Memories and music can be an incredibly powerful combination. Avid listeners and lovers of music can chart their entire lives by songs or tracks experienced, the very mention of them bringing forward strong emotions.
Portico Quartet’s use of memory is a little more subtle than that, but the same principles are at work. On fifth album Memory Streams they are looking to reconnect with the approach that so charmed the Mercury judges in 2008 with Knee Deep In The North Sea. At the same time they are not seeking to repeat that record, more to put forward a statement of identity in recognition of all that’s happened to them since.
Because of that, the multi-layered Memory Streams brings several styles, past and present, together. It enjoys in particular the unique colours offered by Duncan Bellamy’s percussion – especially the hang – and Jack Wyllie’s saxophone, which provide the most prominent and distinctive colours.

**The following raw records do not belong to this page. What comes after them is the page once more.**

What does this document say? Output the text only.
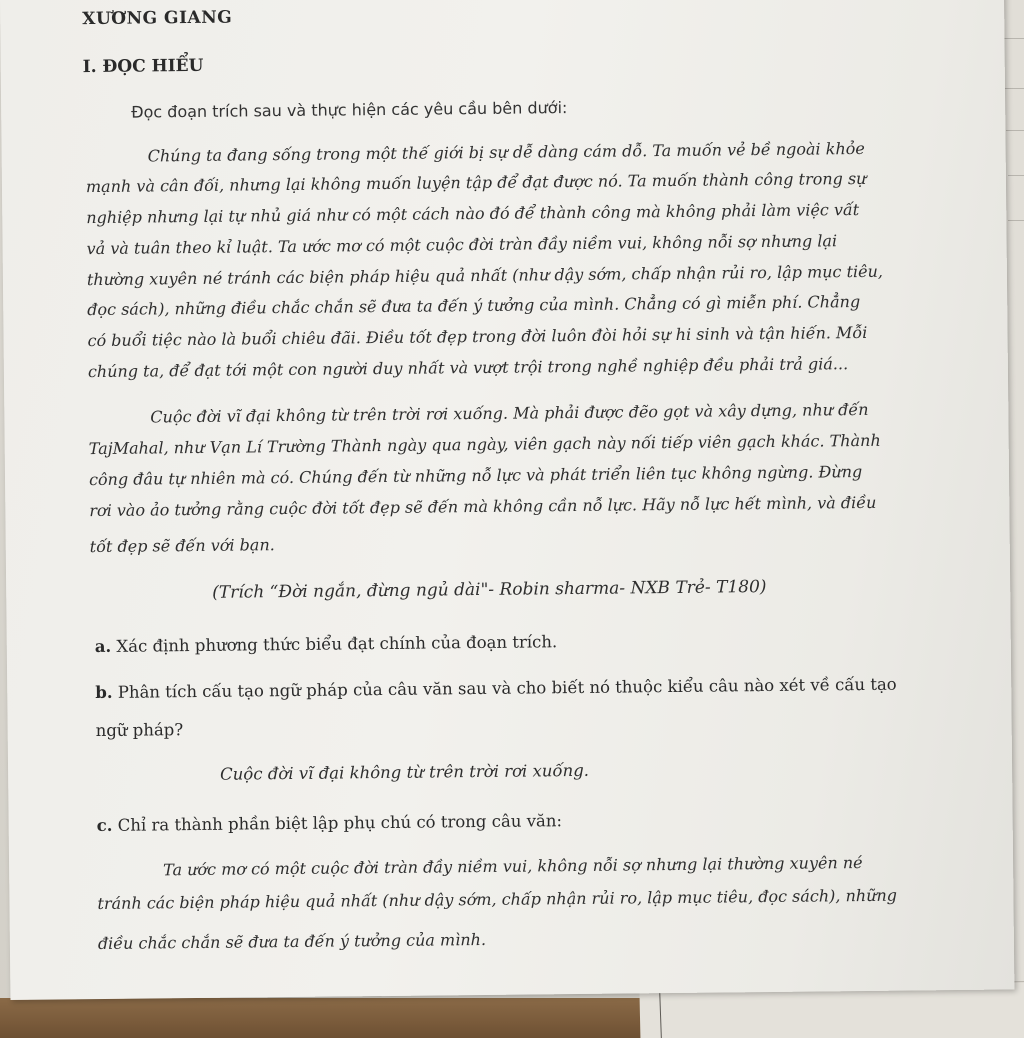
XƯƠNG GIANG
I. ĐỌC HIỂU
Đọc đoạn trích sau và thực hiện các yêu cầu bên dưới:
Chúng ta đang sống trong một thế giới bị sự dễ dàng cám dỗ. Ta muốn vẻ bề ngoài khỏe
mạnh và cân đối, nhưng lại không muốn luyện tập để đạt được nó. Ta muốn thành công trong sự
nghiệp nhưng lại tự nhủ giá như có một cách nào đó để thành công mà không phải làm việc vất
vả và tuân theo kỉ luật. Ta ước mơ có một cuộc đời tràn đầy niềm vui, không nỗi sợ nhưng lại
thường xuyên né tránh các biện pháp hiệu quả nhất (như dậy sớm, chấp nhận rủi ro, lập mục tiêu,
đọc sách), những điều chắc chắn sẽ đưa ta đến ý tưởng của mình. Chẳng có gì miễn phí. Chẳng
có buổi tiệc nào là buổi chiêu đãi. Điều tốt đẹp trong đời luôn đòi hỏi sự hi sinh và tận hiến. Mỗi
chúng ta, để đạt tới một con người duy nhất và vượt trội trong nghề nghiệp đều phải trả giá...
Cuộc đời vĩ đại không từ trên trời rơi xuống. Mà phải được đẽo gọt và xây dựng, như đến
TajMahal, như Vạn Lí Trường Thành ngày qua ngày, viên gạch này nối tiếp viên gạch khác. Thành
công đâu tự nhiên mà có. Chúng đến từ những nỗ lực và phát triển liên tục không ngừng. Đừng
rơi vào ảo tưởng rằng cuộc đời tốt đẹp sẽ đến mà không cần nỗ lực. Hãy nỗ lực hết mình, và điều
tốt đẹp sẽ đến với bạn.
(Trích “Đời ngắn, đừng ngủ dài"- Robin sharma- NXB Trẻ- T180)
a. Xác định phương thức biểu đạt chính của đoạn trích.
b. Phân tích cấu tạo ngữ pháp của câu văn sau và cho biết nó thuộc kiểu câu nào xét về cấu tạo
ngữ pháp?
Cuộc đời vĩ đại không từ trên trời rơi xuống.
c. Chỉ ra thành phần biệt lập phụ chú có trong câu văn:
Ta ước mơ có một cuộc đời tràn đầy niềm vui, không nỗi sợ nhưng lại thường xuyên né
tránh các biện pháp hiệu quả nhất (như dậy sớm, chấp nhận rủi ro, lập mục tiêu, đọc sách), những
điều chắc chắn sẽ đưa ta đến ý tưởng của mình.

Wyllie’s instrument takes the lead. As the fretful drums circle all around Signals In The Dusk, his is an urgent voice, tapping away with a three note motif before breaking out into much longer phrases, laden with emotion. He also leads the excellent, torch-bearing Offset, the longer melodies running coarse at the edges while backed by persuasive, rolling rhythms.
What Portico Quartet do once again is create some very appealing sound worlds, which are by turns inviting, dreamy, eerie and – in the case of the atmospheric Gradient – consoling. Double Helix is particularly intriguing, stopping and starting as though moving between very different thoughts, until Wyllie takes control. Contributions from strings and organ only add to the colourful series of images.
Ways Of Seeing has a propulsive loop and shuffling drums over which hang some dreamy notes. The use of the piano is clever here too, adding some more treble brightness to the mix.
Immediately Visible is like the end of a gig after all the instrumentalists have been introduced, a stately piano progression giving way to a flurry of activity between the quartet, exploring consonant harmonies and the rounded timbre of the hang, which sits as an ever present no matter how shrill the other sounds might be.
From all these descriptions you will gather that there is a great deal of instrumental colour on offer here, and with the vivid cross rhythms they paint vivid pictures for the listener – and will undoubtedly create their own memories.
Five albums in and the Portico Quartet quality threshold remains commendably high. Memory Streams is both recognisable as a piece of work from the authors of their first four albums, but manages not to sound exactly like any of them. Instead it confirms them as increasingly assured musicians, carrying forward their first principles and playing like their lives depend on it.